Klotho protein inhibits intracellular insulin and IGF1 signaling. (A and B) Effect of Klotho on tyrosine phosphorylation of insulin and IGF1 receptors as well as IRS-1 and IRS-2, association of IRS-1 and IRS-2 with the PI3-kinase regulatory subunit (p85), and phosphorylation of Akt in L6 cells stimulated with 10 nM of insulin (A) or 10 nM of IGF1 (B). Antibodies used for immunoprecipitation (ip) and immunoblotting (ib) were indicated. IR, antibody to insulin receptor β chain; pY20, antibody to phosphotryrosine; IRS-1, antibody to IRS-1; IRS-2, antibody to IRS-2; p85, antibody to PI3-kinase regulatory subunit; IGF-1R, antibody to IGF1 receptor β chain. (C) A time course of the inhibitory effect of Klotho protein (400 pM) on insulin signaling in H4IIE cells. The cells were harvested before (0′) and at the indicated time points after insulin stimulation (10 nM). (D) Inactivation of activated insulin receptor by Klotho protein. H4IIE cells were stimulated with insulin (10 nM) at time 0′ and harvested 15 min later. Klotho (400 pM) or phosphate-buffered saline (PBS) was added at the indicated time points indicated (left panel). The cell lysates were immunoprecipitated with IR and immunoblotted with pY20 or IR (right panel).

Fig. 4

Rescue of aging-like phenotypes in KL^−/− mice by genetic intervention in insulin and IGF1 signaling. (A and B) Life-span extension in KL^−/− mice by reducing IRS-1 expression. KL^−/− mice heterozygous for an IRS-1 null allele (IRS-1^+/−) lived longer than those without the mutation (IRS-1^+/+) both in males (P = 0.0005 by log-rank test) and females (P = 0.01 by log-rank test). [(C) to (N)] Rescue of aging-like phenotypes in KL^−/− IRS-1^+/− mice at the histological level. Typical findings from four 8-week-old males of each genotype are shown. (C and D) Aorta (von Kossa staining). Calcification of arterial walls [black deposits in (C)] was decreased in KL^−/− IRS-1^+/− mice (D). (E and F) Kidney (von Kossa staining). Calcification of small arteries and renal tubules [black deposits in (E)] was decreased in KL^−/− IRS-1^+/− mice (F). (G and H) Stomach (von Kossa staining). Ectopic calcification in gastric mucosa and small arteries [black deposits in (G)] was alleviated in KL^−/− IRS-1^+/− mice (H). (I and J) Cross-sections of the skin.

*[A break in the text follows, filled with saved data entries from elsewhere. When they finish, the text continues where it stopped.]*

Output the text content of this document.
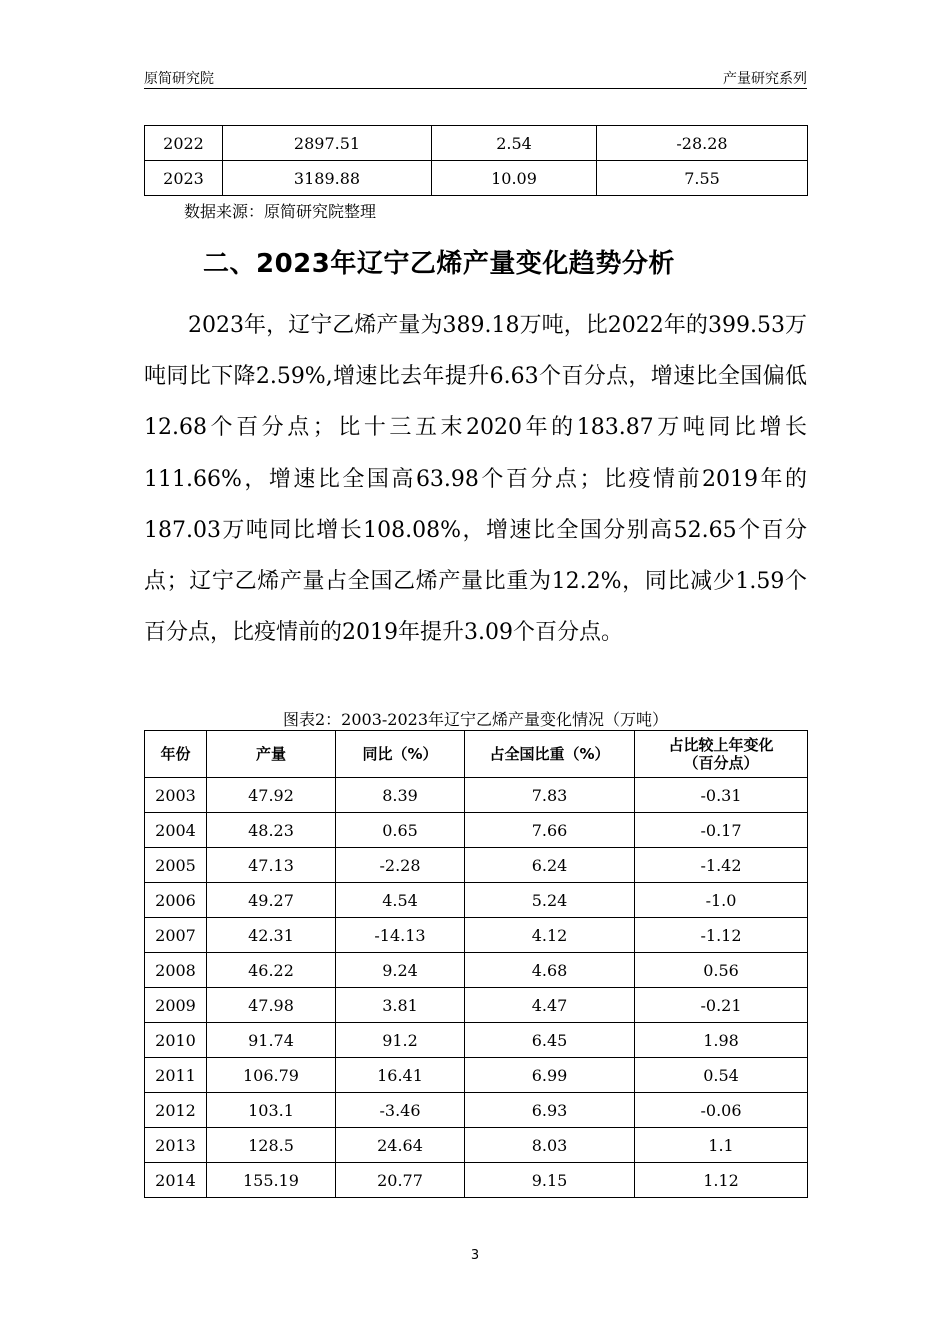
原简研究院	产量研究系列
2022	2897.51	2.54	-28.28
2023	3189.88	10.09	7.55
数据来源：原简研究院整理
二、2023年辽宁乙烯产量变化趋势分析
2023年，辽宁乙烯产量为389.18万吨，比2022年的399.53万吨同比下降2.59%,增速比去年提升6.63个百分点，增速比全国偏低12.68个百分点；比十三五末2020年的183.87万吨同比增长111.66%，增速比全国高63.98个百分点；比疫情前2019年的187.03万吨同比增长108.08%，增速比全国分别高52.65个百分点；辽宁乙烯产量占全国乙烯产量比重为12.2%，同比减少1.59个百分点，比疫情前的2019年提升3.09个百分点。
图表2：2003-2023年辽宁乙烯产量变化情况（万吨）
年份	产量	同比（%）	占全国比重（%）	占比较上年变化
（百分点）
2003	47.92	8.39	7.83	-0.31
2004	48.23	0.65	7.66	-0.17
2005	47.13	-2.28	6.24	-1.42
2006	49.27	4.54	5.24	-1.0
2007	42.31	-14.13	4.12	-1.12
2008	46.22	9.24	4.68	0.56
2009	47.98	3.81	4.47	-0.21
2010	91.74	91.2	6.45	1.98
2011	106.79	16.41	6.99	0.54
2012	103.1	-3.46	6.93	-0.06
2013	128.5	24.64	8.03	1.1
2014	155.19	20.77	9.15	1.12
3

Hematoxylin-eosin (HE) staining. Reduction in epidermal layer (e) thickness observed in KL^−/− mice (I) was improved and subcutaneous fat (s) was restored in KL^−/− IRS-1^+/− mice (J). (K and L) Lung (HE staining). Emphysematous changes, including enlargement of air spaces and destruction of the normal alveolar architecture were observed in KL^−/− mice (K), but were alleviated in KL^−/− IRS-1^+/− mice (L). (M and N) Testis (HE staining). Seminiferous tubules were atrophic and no mature sperm was observed in KL^−/− mice (M). Spermatogenesis was restored in KL^−/− IRS-1^+/− mice (N). All panels were shown in the identical magnification (×200). Scale bar, 200 μm.